The radar images showed that the asteroid is roughly spherical and is one of a pair, called a binary system. The space rock has a small moon orbiting it at a distance of 1.9 miles (3 kilometers).

NASA/JPL-Caltech

Seven radar observations show the mile-wide asteroid 2011 UL21 as it approaches Earth on June 27 from about 4 million miles away. The asteroid and its tiny moon are circled in white.

“About two-thirds of asteroids of this size are thought to be binary systems, and their discovery is especially important because we can use measurements of their relative positions to estimate their orbits, masses and densities, providing important information about how they might have formed,” Lance Benner, a lead scientist at JPL who led the observations, said in a statement.

NASA missions, including the Lucy spacecraft scheduled to explore a mysterious population of space rocks called the Trojans later this decade, have helped reveal how many moons exist around asteroids in our solar system.
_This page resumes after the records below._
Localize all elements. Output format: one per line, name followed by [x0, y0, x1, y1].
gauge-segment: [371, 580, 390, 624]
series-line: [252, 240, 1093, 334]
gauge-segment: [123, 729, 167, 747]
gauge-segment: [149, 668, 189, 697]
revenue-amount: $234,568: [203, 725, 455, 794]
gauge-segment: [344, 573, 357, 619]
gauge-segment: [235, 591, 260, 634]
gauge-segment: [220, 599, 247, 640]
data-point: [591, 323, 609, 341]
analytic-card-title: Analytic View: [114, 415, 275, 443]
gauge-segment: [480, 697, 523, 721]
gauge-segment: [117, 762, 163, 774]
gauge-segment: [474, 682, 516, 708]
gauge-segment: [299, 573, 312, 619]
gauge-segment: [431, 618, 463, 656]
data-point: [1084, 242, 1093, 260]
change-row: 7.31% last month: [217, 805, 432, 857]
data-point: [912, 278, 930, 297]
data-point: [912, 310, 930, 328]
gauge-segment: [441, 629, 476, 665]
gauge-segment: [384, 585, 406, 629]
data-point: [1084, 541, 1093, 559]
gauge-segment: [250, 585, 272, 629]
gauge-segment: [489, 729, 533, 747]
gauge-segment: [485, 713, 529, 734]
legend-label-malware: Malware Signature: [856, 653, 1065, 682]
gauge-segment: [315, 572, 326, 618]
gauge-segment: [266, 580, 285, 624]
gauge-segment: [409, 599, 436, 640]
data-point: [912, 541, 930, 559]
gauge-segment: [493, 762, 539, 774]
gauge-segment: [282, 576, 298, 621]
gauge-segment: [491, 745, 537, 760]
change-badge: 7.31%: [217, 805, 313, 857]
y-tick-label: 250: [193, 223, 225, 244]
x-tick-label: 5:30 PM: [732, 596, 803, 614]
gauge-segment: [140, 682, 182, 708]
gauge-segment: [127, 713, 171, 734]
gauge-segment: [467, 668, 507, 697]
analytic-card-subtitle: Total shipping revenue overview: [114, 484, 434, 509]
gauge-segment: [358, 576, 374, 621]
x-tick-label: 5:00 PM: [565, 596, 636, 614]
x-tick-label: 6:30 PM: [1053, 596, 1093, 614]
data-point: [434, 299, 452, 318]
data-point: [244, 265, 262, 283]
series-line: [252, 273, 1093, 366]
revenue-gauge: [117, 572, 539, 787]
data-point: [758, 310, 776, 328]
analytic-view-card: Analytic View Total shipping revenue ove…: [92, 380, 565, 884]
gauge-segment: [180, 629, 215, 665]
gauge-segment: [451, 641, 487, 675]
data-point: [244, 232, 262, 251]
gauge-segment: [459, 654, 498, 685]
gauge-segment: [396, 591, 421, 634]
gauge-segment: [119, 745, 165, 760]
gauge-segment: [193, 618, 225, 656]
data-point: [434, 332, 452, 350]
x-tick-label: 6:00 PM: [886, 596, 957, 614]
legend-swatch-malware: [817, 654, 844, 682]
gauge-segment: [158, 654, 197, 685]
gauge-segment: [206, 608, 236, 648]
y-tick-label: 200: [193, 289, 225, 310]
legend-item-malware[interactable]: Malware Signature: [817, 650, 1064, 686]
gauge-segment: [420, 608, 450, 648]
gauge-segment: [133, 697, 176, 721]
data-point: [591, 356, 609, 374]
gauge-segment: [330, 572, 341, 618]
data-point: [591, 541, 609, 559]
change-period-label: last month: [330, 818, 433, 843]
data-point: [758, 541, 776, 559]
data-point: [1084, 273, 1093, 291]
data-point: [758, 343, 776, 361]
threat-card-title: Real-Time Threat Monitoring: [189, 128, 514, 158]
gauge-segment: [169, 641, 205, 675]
And the DART mission deliberately collided with a moonlet called Dimorphos, which orbits a larger asteroid called Didymos, to alter the motion of a celestial body in space for the first time. This was a way to test asteroid-deflecting technology in 2022.

Sometimes astronomers don’t know that an asteroid is in an orbit that brings it close to Earth until just before it approaches. That uncertainty is one of the reasons NASA is stepping up its efforts to better understand the population of asteroids that come closest to our world.

The researchers discovered asteroid 2024 MK just 13 days before it flew past Earth, at a distance of just 184,000 miles (295,000 kilometers) from our planet — just over three-quarters of the distance between Earth and the moon — on June 29.

NASA/JPL-Caltech

A mosaic shows 2024 MK as the asteroid rotates in one-minute increments, about 16 hours after its closest approach to Earth.

The Asteroid Terrestrial-impact Last Alert System, or ATLAS, at the Sutherland Observing Station in South Africa first spotted the space rock on June 16. While the asteroid is also considered potentially hazardous, it doesn’t appear to be on a concerning orbit relative to Earth anytime soon.

Astronomers beamed radio waves to the space rock and captured a detailed image of asteroid 2024 MK. Its surface is littered with 10-meter-wide boulders, as well as hollows and ridges. The asteroid is 150 meters wide and appears angular and elongated, but also has some noticeable flat and rounded areas.

When the space rock passed by our planet and encountered Earth’s gravity, its orbit changed. Now the asteroid’s 3.3-year journey around the sun has been shortened by about 24 days.

Objects the size of asteroid 2024 MK only pass near Earth once every few decades, so astronomers gathered as much data as possible.

“This was an extraordinary opportunity to investigate the physical properties and obtain detailed images of a close-to-Earth asteroid,” Benner said.